Government must fill gap in support for businesses in shared premises

I’ve covered previously some of the different initiatives Liberal Democrats are taking to call members, supporters or residents to help them through the coronavirus crisis.

But even as normal campaigning is rightly on hold, there’s much more that can be done – and needs to be done.

Enter stage left, Haringey Liberal Democrats who are taking up with online campaigning a gap in government support for local businesses:

Numerous local businesses are in danger because they are unable to access government funding and rates relief during the COVID-19 crisis warn Liberal Democrat councillors in Haringey.

Haringey Lib Dem Leader Cllr Liz Morris has written to the Chancellor of the Exchequer and the Secretary of State for Housing, Communities and Local Government asking that financial help is extended to businesses in shared premises and businesses whose landlords are the business rate payer, all of whom are currently excluded from accessing grants and help with business rates.

Launching an online petition today, Cllr Morris said:

“Haringey has many thriving, viable local businesses which are currently excluded from getting the cash grants and rates relief which would help them survive the current lockdown. These businesses have been forgotten by the government.”

2 responses to “Government must fill gap in support for businesses in shared premises”

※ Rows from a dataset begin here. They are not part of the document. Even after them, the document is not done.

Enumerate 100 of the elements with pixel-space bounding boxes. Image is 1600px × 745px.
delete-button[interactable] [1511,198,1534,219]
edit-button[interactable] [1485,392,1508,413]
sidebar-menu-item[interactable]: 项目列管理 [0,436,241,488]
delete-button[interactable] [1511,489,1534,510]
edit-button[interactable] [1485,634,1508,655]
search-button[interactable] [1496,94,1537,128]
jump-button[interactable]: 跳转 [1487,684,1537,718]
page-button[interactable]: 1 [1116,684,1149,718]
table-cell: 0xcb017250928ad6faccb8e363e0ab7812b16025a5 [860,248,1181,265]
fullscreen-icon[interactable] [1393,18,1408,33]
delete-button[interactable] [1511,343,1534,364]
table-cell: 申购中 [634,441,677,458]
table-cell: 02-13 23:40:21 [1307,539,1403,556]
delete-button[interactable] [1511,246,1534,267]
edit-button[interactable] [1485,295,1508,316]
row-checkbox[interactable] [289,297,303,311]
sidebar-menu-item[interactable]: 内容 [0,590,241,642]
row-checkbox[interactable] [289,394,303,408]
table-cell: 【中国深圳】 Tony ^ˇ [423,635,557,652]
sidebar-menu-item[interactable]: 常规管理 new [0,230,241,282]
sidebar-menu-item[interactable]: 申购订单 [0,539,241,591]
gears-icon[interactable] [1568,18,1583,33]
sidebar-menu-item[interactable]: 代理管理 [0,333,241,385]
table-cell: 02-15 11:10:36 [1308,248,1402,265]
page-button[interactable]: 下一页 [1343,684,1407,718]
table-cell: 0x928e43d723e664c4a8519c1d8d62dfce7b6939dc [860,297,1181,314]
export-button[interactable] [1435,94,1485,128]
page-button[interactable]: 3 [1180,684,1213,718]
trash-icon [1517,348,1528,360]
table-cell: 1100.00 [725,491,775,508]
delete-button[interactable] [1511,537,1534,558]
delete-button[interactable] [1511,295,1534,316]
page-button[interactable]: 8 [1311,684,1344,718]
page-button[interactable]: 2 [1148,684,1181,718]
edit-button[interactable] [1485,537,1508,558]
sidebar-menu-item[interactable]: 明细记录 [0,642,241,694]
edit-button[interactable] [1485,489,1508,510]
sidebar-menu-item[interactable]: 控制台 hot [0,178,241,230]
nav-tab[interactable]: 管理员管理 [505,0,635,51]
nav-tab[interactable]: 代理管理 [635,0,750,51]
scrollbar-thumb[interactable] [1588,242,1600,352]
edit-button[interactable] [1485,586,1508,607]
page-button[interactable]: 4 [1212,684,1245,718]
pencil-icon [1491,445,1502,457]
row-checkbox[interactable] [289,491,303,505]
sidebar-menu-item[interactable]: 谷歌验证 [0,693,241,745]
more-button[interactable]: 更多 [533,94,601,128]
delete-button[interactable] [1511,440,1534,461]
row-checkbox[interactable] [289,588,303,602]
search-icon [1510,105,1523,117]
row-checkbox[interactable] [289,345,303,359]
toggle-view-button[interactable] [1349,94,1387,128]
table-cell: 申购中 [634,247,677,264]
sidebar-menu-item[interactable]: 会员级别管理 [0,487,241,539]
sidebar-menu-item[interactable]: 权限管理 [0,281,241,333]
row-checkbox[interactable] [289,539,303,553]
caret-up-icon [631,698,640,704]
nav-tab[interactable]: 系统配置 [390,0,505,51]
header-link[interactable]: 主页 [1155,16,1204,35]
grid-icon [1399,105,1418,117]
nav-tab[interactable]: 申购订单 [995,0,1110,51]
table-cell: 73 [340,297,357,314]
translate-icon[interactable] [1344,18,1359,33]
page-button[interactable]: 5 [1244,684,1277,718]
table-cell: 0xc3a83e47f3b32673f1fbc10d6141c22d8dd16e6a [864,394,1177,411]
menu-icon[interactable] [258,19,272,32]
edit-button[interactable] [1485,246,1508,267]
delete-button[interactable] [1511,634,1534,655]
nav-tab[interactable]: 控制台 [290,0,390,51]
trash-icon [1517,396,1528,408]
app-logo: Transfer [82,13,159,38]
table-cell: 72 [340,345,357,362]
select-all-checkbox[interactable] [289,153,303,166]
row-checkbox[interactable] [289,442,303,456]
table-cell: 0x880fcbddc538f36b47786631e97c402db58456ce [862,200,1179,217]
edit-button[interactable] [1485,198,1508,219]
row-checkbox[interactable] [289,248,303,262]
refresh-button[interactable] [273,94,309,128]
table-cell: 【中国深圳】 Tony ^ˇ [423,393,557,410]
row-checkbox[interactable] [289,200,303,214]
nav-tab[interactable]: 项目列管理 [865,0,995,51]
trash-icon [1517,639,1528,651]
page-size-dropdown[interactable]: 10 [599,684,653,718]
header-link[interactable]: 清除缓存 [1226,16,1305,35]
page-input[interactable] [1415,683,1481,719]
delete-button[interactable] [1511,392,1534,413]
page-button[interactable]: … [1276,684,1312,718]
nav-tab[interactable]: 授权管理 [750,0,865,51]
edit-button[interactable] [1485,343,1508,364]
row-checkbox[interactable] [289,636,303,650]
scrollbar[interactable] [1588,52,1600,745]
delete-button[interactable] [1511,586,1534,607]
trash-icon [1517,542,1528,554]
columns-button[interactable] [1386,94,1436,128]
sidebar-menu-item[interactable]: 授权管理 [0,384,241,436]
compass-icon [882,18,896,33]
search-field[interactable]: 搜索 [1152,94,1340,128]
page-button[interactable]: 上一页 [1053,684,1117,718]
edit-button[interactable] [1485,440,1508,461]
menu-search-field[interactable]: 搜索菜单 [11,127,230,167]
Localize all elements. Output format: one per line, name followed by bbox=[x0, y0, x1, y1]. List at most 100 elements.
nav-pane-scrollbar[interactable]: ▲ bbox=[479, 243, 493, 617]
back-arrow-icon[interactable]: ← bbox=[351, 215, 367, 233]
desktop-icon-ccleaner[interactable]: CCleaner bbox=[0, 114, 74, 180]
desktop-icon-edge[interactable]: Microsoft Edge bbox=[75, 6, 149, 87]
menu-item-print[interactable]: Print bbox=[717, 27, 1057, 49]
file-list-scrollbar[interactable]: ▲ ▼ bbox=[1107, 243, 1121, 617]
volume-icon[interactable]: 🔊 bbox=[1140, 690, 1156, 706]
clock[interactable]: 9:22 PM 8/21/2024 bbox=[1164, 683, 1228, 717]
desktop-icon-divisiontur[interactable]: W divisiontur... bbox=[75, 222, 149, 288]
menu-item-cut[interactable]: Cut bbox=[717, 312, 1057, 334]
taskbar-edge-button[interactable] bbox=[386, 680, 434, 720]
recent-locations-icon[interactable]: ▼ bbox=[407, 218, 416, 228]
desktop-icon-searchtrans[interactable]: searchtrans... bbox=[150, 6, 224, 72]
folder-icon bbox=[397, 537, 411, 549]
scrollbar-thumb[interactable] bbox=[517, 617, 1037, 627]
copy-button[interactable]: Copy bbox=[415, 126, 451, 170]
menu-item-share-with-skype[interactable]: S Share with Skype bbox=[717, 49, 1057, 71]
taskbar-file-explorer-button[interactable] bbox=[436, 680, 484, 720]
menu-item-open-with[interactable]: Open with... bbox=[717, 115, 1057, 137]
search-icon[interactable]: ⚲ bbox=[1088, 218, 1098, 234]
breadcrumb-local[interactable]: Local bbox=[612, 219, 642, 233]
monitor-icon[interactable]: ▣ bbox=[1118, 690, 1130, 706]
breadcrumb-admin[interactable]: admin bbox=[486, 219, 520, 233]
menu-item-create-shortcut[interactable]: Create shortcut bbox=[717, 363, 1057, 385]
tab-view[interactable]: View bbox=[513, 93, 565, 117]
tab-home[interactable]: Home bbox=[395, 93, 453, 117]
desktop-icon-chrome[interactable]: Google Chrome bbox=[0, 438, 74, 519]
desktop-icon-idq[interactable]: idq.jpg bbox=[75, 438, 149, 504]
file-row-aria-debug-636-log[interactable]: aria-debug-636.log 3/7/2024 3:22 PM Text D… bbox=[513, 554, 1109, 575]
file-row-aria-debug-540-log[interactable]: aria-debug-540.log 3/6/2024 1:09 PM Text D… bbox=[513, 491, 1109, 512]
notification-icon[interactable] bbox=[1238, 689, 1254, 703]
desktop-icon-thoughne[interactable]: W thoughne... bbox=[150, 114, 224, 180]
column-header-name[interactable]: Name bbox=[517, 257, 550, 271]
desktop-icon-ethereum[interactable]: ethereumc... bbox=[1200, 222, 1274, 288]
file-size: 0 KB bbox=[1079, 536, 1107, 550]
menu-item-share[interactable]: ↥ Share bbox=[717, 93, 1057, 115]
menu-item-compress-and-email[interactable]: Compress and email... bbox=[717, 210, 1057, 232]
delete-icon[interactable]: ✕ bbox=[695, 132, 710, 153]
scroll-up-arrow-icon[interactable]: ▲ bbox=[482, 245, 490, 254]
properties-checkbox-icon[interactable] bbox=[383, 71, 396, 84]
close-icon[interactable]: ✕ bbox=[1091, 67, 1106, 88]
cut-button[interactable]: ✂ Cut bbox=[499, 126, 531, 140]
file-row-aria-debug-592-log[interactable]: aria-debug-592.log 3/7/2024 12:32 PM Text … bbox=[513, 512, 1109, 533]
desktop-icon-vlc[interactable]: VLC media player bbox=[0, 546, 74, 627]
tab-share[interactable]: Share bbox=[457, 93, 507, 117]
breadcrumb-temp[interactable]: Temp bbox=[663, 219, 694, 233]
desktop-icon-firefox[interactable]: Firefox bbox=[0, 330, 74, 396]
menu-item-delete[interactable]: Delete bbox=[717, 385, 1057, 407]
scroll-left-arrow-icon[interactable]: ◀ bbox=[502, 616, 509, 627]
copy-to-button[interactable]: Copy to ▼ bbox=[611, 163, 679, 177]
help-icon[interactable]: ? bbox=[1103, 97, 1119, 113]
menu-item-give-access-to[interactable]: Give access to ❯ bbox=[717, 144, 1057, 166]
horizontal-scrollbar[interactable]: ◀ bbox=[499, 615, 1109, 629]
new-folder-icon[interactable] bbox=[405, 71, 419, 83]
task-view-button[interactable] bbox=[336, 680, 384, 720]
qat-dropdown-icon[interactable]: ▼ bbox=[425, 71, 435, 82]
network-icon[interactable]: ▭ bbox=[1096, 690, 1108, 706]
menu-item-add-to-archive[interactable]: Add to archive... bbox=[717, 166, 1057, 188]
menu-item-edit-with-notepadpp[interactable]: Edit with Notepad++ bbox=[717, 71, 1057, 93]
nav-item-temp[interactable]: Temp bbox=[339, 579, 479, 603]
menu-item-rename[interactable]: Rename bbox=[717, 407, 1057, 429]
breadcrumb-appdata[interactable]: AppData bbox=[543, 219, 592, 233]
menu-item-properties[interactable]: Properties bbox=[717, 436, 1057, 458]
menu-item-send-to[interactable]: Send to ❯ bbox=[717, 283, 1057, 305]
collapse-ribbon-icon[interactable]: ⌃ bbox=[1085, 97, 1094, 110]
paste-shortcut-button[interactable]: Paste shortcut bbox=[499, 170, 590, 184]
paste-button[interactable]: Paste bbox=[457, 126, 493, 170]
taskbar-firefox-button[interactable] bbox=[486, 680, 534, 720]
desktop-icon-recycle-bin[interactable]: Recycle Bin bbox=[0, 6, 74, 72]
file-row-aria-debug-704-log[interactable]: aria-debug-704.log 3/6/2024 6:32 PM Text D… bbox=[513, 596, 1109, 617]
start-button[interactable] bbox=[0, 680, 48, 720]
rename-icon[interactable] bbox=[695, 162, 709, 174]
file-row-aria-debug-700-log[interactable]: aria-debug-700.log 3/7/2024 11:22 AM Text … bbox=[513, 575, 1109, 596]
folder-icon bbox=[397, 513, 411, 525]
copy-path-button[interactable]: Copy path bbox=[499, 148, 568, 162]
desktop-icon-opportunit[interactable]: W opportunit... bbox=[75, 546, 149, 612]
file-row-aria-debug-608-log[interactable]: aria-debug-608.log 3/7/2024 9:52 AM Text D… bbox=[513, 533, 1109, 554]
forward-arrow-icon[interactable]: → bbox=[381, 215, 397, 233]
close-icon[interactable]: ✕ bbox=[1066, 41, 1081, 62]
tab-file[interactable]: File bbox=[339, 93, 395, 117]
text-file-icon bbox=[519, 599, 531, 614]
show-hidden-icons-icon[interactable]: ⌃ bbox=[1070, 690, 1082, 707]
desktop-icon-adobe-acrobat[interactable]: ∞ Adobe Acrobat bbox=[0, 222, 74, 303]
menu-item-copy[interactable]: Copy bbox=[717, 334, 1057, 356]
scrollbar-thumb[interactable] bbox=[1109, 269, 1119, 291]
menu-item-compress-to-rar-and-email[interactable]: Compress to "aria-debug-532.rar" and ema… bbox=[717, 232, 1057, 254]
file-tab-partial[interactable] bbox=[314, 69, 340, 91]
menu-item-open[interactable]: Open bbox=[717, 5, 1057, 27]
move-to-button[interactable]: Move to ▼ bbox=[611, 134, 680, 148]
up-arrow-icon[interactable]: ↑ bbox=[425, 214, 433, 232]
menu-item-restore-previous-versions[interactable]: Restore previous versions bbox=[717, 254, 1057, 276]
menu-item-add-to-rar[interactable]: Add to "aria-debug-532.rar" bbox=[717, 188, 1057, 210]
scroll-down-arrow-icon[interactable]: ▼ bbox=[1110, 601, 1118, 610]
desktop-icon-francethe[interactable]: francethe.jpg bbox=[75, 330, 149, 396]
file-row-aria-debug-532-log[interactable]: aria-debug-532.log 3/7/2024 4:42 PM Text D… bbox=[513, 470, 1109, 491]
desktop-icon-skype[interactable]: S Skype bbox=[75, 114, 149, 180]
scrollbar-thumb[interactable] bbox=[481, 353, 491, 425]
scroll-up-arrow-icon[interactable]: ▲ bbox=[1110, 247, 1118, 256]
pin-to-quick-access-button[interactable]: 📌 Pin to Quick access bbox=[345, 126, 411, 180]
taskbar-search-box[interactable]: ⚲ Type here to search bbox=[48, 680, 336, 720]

  1. I don’t know why the Tories have to make everything complicated.
    If they are giving a business rates ‘holiday’ or a refund then it is probably more cost effective, and certainly quicker, to apply it to everyone.. Same for the self employed… the Tax office knows who has paid what tax, they could simply reverse the payments and start refunding what any self-employed worker has paid over recent years.. no need to apply for it.
    But no, they have to dream up a new scheme involving forms, criteria, questions… it is surely just another cynical ploy to sound good but minimise costs

  2. We have over 200 businesses in Wiltshire that are falling through the cracks in the grants scheme. Many are in the hospitality and tourism sectors that are likely to be last out of lockdown and slowest to recover. Local small primary schools are also reporting they have given up on the Government’s free school meal voucher system having wasted hours trying and failing to register. Yet the pupil premium list and payment system is in place and shops like the Co-op, not listed in the Government voucher scheme but present in rural communities had pre-existing card based payment systems to provide food to these young people. Like the NHS volunteers, too many of these schemes are too centralised in their processes, complex and bureaucratic in operation and failing the vulnerable people they are meant to serve and support.